Members’ Corner: Ellen Flowers-Fields
Name, Title, Organization:
Ellen Flowers-Fields, Vice President Continuing Education & Workforce Development, College of Southern Maryland
Explain your background in economic development:
30 years of progressive professional experience in the field of workforce development and human capital management. My diverse background includes the acquisition, project management and implementation of various federal, state and local programs that address community economic development needs, acquiring and managing over $100 million dollars in support of various economic and community development initiatives. Funding acquisition from USDOL, USDA, US Dept. of Commerce, Veterans Administration, Federal Highway Administration, and numerous state and local agencies, in NY, GA and MD.
What are your key priorities within your current position?
The development and delivery of relevant career development and industry recognized training programs; community engagement and life long learning programs; development of work-based learning and employment opportunities for students.
Does one particular project spark your excitement? If so, describe it below.

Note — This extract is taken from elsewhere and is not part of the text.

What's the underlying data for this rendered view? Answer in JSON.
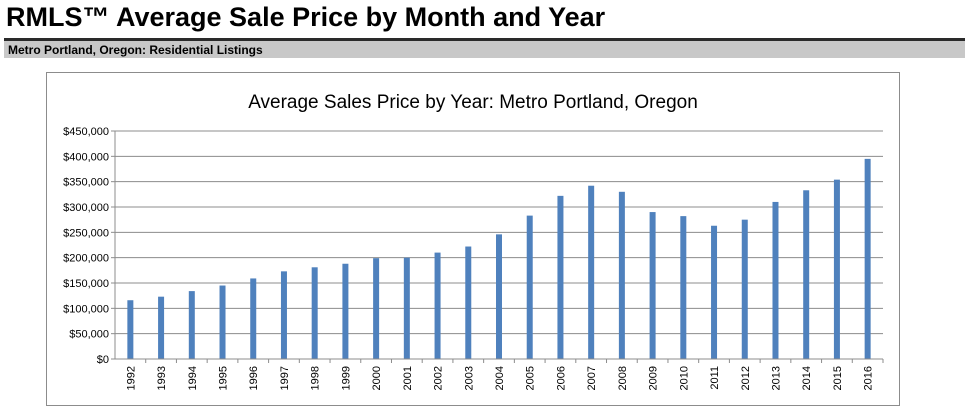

CSM has an emphasis on enhancing social and economic mobility for our students. I’m excited about the emphasis that has been placed on supporting the expansion of career services and paid work-based learning opportunities to include internships and apprenticeships in career fields of study. We are creating early connections to our regions employers while students gain experience in their chosen fields.
What professional pressures keep you up at night?
The ongoing challenge of responding to labor market needs can be daunting. In my role I serve as facilitator between future workers and employers. The difficulty in connecting the two goes beyond what is often defined as a skills gap, its moreover the need to engrain a cultural competency that actively develops and delivers structured on the job training and skills building for entry and mid-level employees. When there are so many people seeking opportunity and so many employers espousing need we must constantly work to craft those connections.
What are your locality’s top three “selling points” for future growth?
Geographic location, education levels of population, availability of land/infrastructure development opportunities.
If you could wave a magic wand, what would you want to work with MEDA on to move Maryland forward?
This is a challenging question because economic development in Maryland is very decentralized. The work that MEDA already does to educate, empower and advocate for economic development priorities is the most important work that it can do in my opinion.
Please include any personal background information that you’d like to share (Alma mater, Military Service, hobbies, etc):
Master of Public Administration degree candidate at Old Dominion University (Spring 2024) Bachelor of Business Administration degree from Pace University Business Incubation Management Certification, International Business Innovation Association (INBIA) Global Career Development Facilitator Certification, Center for Credentialing and Education.
Affiliations include: Executive Board member Tri-County Council for Southern Maryland; Vice-Chair of the Maryland Technology Development Corporation; Member of the National Association of Workforce Development Professionals and the Maryland Economic Development Association; Leadership Southern Maryland alumni.
Recognitions include: 2017 Excellence Award from the National League for Innovation in Community Colleges.